Two of my favourite performances appeared to parody the buttoned-up bacchanal environment: Ei Arakawa shuffling via the throng, handing out cups of water from a tray whereas an enormous display confirmed an image of a waterfall; Emily Mast and Gregory Barnett, one on the opposite’s shoulders, yelling “Free Wine!,” cracking two bottles, and sloppily topping friends’ up. These had been gestures—gestures towards a simmering lack. An absence of what? Generosity—to the performers principally, all however probably the most operatic of whom struggled to be heard over the murmuring crowd till round two hours in, when the soup and tarts ran out and most of the people had left—I’m guessing to go eat dinner.

Six cooks. Three soups. Three tarts.

At the moment you wouldn’t host an occasion like “Soup & Tart” with out using a squad of videographers, and naturally you possibly can belief the performers, their mates, and everybody else within the viewers so as to add to the reservoir of documentation. Possibly I’m quaint. The emphasis on high-fidelity posterity and digital networking felt unsympathetic to the idea of a easy artists’ meal.
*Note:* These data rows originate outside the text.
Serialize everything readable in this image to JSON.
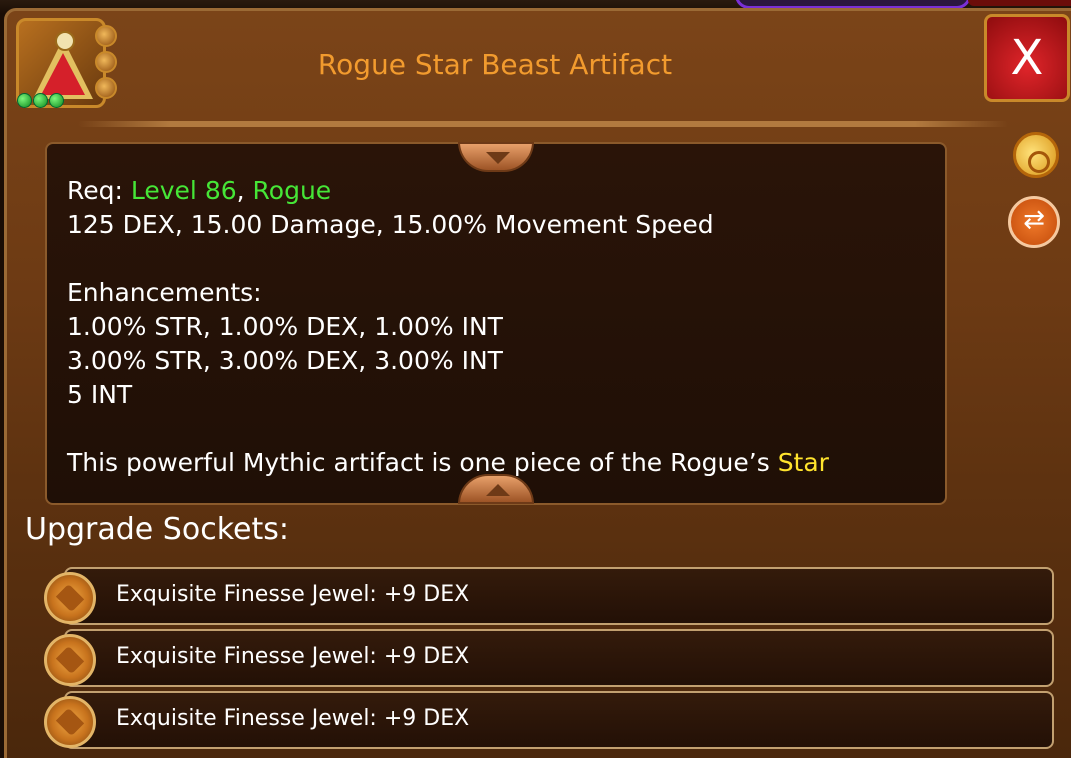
{
  "item": {
    "title": "Rogue Star Beast Artifact",
    "close_label": "X",
    "icon": "artifact-pyramid-icon"
  },
  "description": {
    "req_prefix": "Req: ",
    "req_level": "Level 86",
    "req_sep": ", ",
    "req_class": "Rogue",
    "stats": "125 DEX, 15.00 Damage, 15.00% Movement Speed",
    "enh_heading": "Enhancements:",
    "enh_1": "1.00% STR, 1.00% DEX, 1.00% INT",
    "enh_2": "3.00% STR, 3.00% DEX, 3.00% INT",
    "enh_3": "5 INT",
    "lore_prefix": "This powerful Mythic artifact is one piece of the Rogue’s ",
    "lore_highlight": "Star"
  },
  "sockets": {
    "heading": "Upgrade Sockets:",
    "items": [
      {
        "label": "Exquisite Finesse Jewel: +9 DEX"
      },
      {
        "label": "Exquisite Finesse Jewel: +9 DEX"
      },
      {
        "label": "Exquisite Finesse Jewel: +9 DEX"
      }
    ]
  },
  "side_icons": [
    "money-bag-icon",
    "swap-icon"
  ],
  "colors": {
    "title": "#f29b2e",
    "requirement": "#46e637",
    "highlight": "#ffe42d",
    "close_button": "#d5202a"
  }
}
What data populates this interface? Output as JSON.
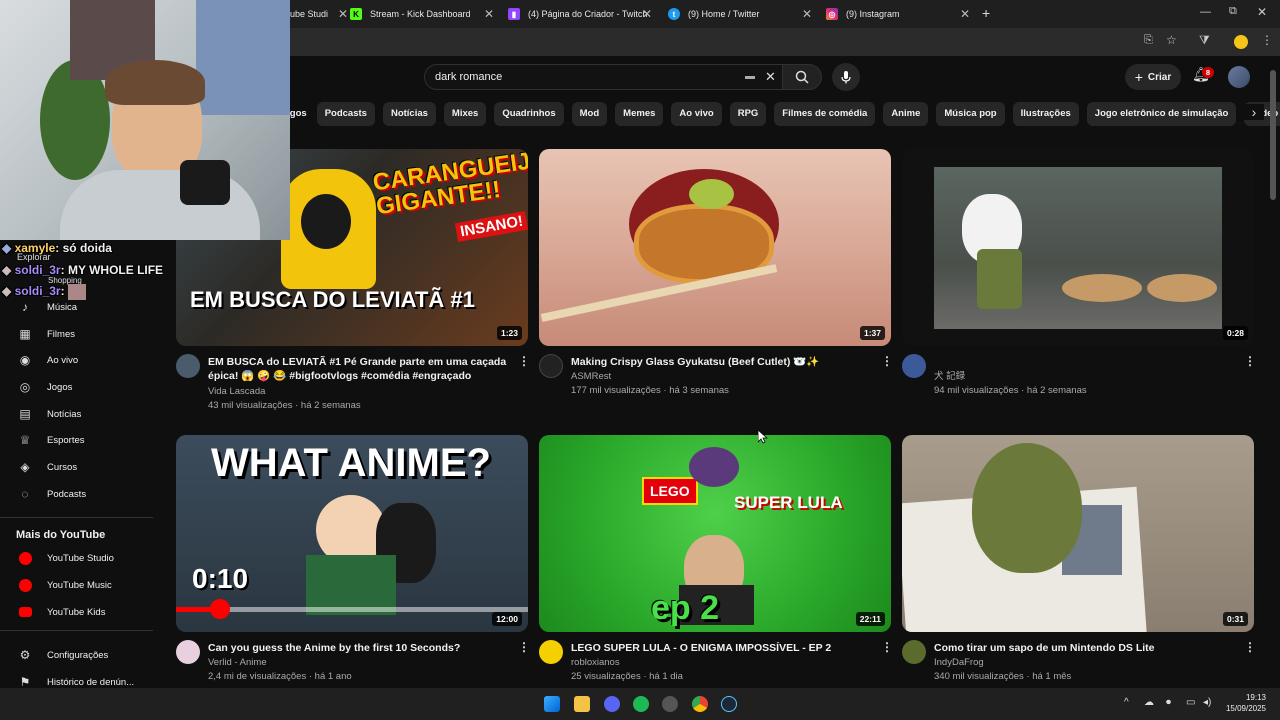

After all, there was nothing easy concerning the meal. This being ’23, the meals was fairly as a hashtagged image and served as a multisensory calling card for the six collaborating cooks and eating places. A vegan hibiscus borscht by Gerardo Gonzalez, cradling a scoop of cashew cream and dusted with dill flowers, was each contemporary and filling. The one roti crouton on Rashida Holmes’s corn chowder was appreciated. As for the tarts—a savory providing from Sera Pisani performed on pintxos, stacking a patch of whipped feta with candied orange, inexperienced olive, and white anchovy. And I stay grateful for the visible and buccal distinction of the salted pecans and pepper blossoms climbing the chocolate cremeaux by Hannah Ziskin. My solely (philistine) grievance right here, actually, is the parts.

Cooper writes within the program notes that she found Dupuy’s “Soup & Tart” a number of years in the past, when the Getty acquired the Kitchen’s archives. I can’t assist however surprise if the archive—or maybe the realm of unrealized beliefs—is the place “Soup & Tart” belongs, alongside Gertrude Stein’s salon and the unique Woodstock. (Or for that matter Station to Station, which I lined for these pages—a a lot mightier Doug Aitken manufacturing equally patterned on a countercultural fest from the acid years that would solely exist in 2013 as an advert for Levi’s.)


Nina Sarnelle.

Nina Sarnelle.

Is it artwork? Leisure? Branding? Dinner? The reply is an LA “Sure.” I, too, consider within the synergistic magic of dinner events. That dream lives on in “Soup & Tart” ’23. The MOCA occasion billed itself as a showcase of LA’s intersectional artwork and meals scenes, an opportunity to let free and experiment and see what occurs—and it was. However S&T ’23 was additionally a type of commerce honest, artists and cooks serving bite-size samples of their wares, and this side felt begrudged, secret, virtually shameful. In the meantime, Dupuy’s occasion was unabashedly tied to an exhibition of his work on the Kitchen. Fluxus undiluted has a sure puckishness—channeled by lots of final week’s acts, however unimaginable on the degree of MOCA and Energetic Cultures. The night time ended with Nina Sarnelle main a ceremonial smashing of ceramic plates (and a MacBook). Even so, “Soup & Tart” ’23 appeared to shirk the diploma to which Dupuy’s occasion as a complete, an accelerationist mannequin of bohemia, was prepared to self-destruct.

“Soup & Tart: Los Angeles” occurred at MOCA Geffen on June 8.